Denervation of the CPC pathway leads to a reduction of excitatory input to the cerebellum and is the etiological factor thought to contribute to reduced neural activity along with diminished blood flow and, ultimately, neuronal death in the contralesional cerebellar cortex (Taylor et al., 2006; Gold and Lauritzen, 2002 #33; Jiménez-Caballero, 2012; Machado and Baker, 2012). The pontine nucleus primarily targets contralateral cerebellar structures; with projections diverging towards both the cerebellar cortex (Brodal and Steen, 1983; Brodal and Bjaalie, 1997; Xiong et al., 2002) and the deep cerebellar nuclei, including the LCN (Shinoda et al., 1992, 1993; Mihailoff, 1994). This distribution leaves both cortical and subcortical regions subject to deafferentation and degeneration in response to reduced cerebral input. At the level of the cerebellar cortex, we observed changes predominantly in more lateral cortical regions, with no significant reduction in the thickness across either the molecular or internal granule layers of 4Cb. This differential impact may simply reflect that, although the CPC pathway does project to the vermis (Xiong et al., 2002), the vast majority of its projections target the lateral cerebellum (Serapide et al., 2002). Volume changes in the LCN are similarly attributable to a loss of cortical input to the pontine nuclei. However given that the LCN also receives GABAergic Purkinje cell input (Tsubota et al., 2013) from the degenerating cerebellar cortex, the precise role of loss of excitatory (from the pontine nuclei) vs. inhibitory (from the cerebellar cortex) inputs on LCN degeneration is unclear. Further investigation of the afferent axons and synapses to the LCN is necessary to clarify the extent of contribution from each mechanism. Finally, while the atrophic changes were found to be more profound in the cerebellar hemisphere opposite the unilateral cerebral infarct, similar, albeit more modest, changes in the ipsilateral cerebellum likely underscore the bilateral nature of pontine projections (Cicirata et al., 2005). Notably, a limitation of the current study is that cerebral infarcts were generated only in the left hemisphere of animals and future studies should consider targeting each cerebral hemisphere in order to confirm that pattern of CCA reverses.

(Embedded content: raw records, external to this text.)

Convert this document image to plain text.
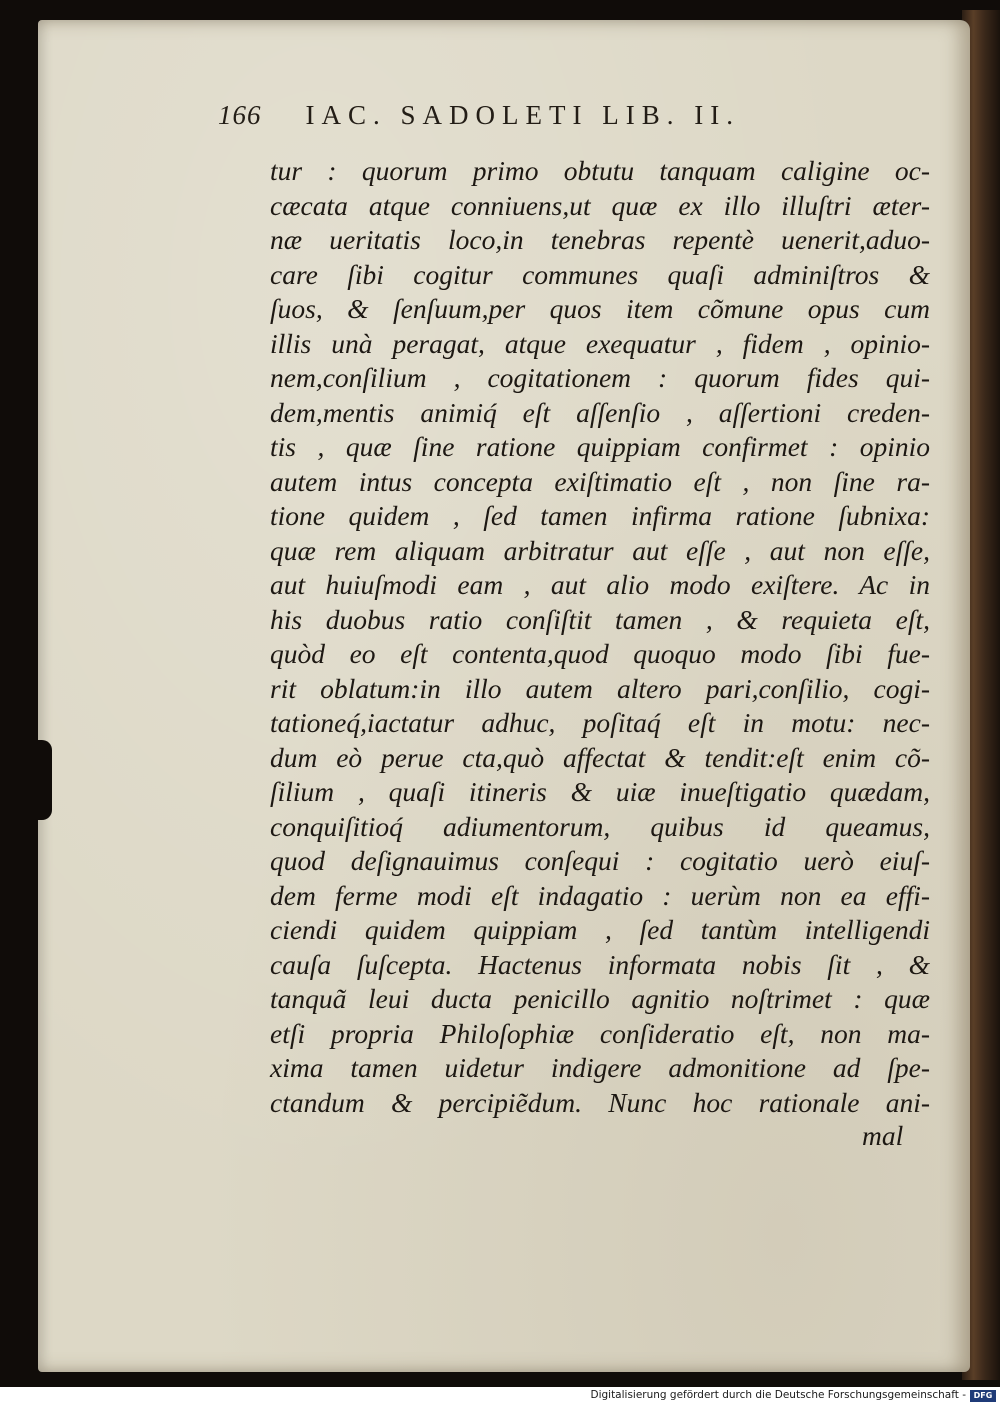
166 IAC. SADOLETI LIB. II.
tur : quorum primo obtutu tanquam caligine oc-
cæcata atque conniuens,ut quæ ex illo illuſtri æter-
næ ueritatis loco,in tenebras repentè uenerit,aduo-
care ſibi cogitur communes quaſi adminiſtros &
ſuos, & ſenſuum,per quos item cõmune opus cum
illis unà peragat, atque exequatur , fidem , opinio-
nem,conſilium , cogitationem : quorum fides qui-
dem,mentis animiq́ eſt aſſenſio , aſſertioni creden-
tis , quæ ſine ratione quippiam confirmet : opinio
autem intus concepta exiſtimatio eſt , non ſine ra-
tione quidem , ſed tamen infirma ratione ſubnixa:
quæ rem aliquam arbitratur aut eſſe , aut non eſſe,
aut huiuſmodi eam , aut alio modo exiſtere. Ac in
his duobus ratio conſiſtit tamen , & requieta eſt,
quòd eo eſt contenta,quod quoquo modo ſibi fue-
rit oblatum:in illo autem altero pari,conſilio, cogi-
tationeq́,iactatur adhuc, poſitaq́ eſt in motu: nec-
dum eò perue cta,quò affectat & tendit:eſt enim cõ-
ſilium , quaſi itineris & uiæ inueſtigatio quædam,
conquiſitioq́ adiumentorum, quibus id queamus,
quod deſignauimus conſequi : cogitatio uerò eiuſ-
dem ferme modi eſt indagatio : uerùm non ea effi-
ciendi quidem quippiam , ſed tantùm intelligendi
cauſa ſuſcepta. Hactenus informata nobis ſit , &
tanquã leui ducta penicillo agnitio noſtrimet : quæ
etſi propria Philoſophiæ conſideratio eſt, non ma-
xima tamen uidetur indigere admonitione ad ſpe-
ctandum & percipiẽdum. Nunc hoc rationale ani-
mal
Digitalisierung gefördert durch die Deutsche Forschungsgemeinschaft - DFG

A more complete characterization of CCD/CCA pathology will help better understand long-term clinical findings after cortical ischemia and will be relevant to the development and interpretation of future preclinical experiments (Carrera and Tononi, 2014). Furthermore, the presence of CCD has been shown to limit the prognosis of post-stroke rehabilitation (Takasawa et al., 2002), suggesting that therapies should be aimed not only at facilitating changes in the perilesional cortex but also at reversing diaschisis (Machado and Baker, 2012). Following injury, the infarcted cerebral cortex may be re-organized under the influence of excitatory input from the DTC pathway. However, if the DTC is impaired at its origin (the LCN) as a result of CCA, there will be limited excitatory input to the cortex, potentially limiting plasticity and recovery. Novel treatment approaches, including the upregulation of neural activity across the DTC pathway, may facilitate reorganization and recovery (Machado et al., 2009, 2013; Cooperrider et al., 2014; Park et al., 2015). Overall, our current findings support the need to better characterize the nature and extent of cerebellar changes in the cortex and deep nuclei in response to cerebral infarct, both with regards to the mechanistic underpinnings of CCD and CCA as well as the potential to explore these phenomena for the development of novel therapies.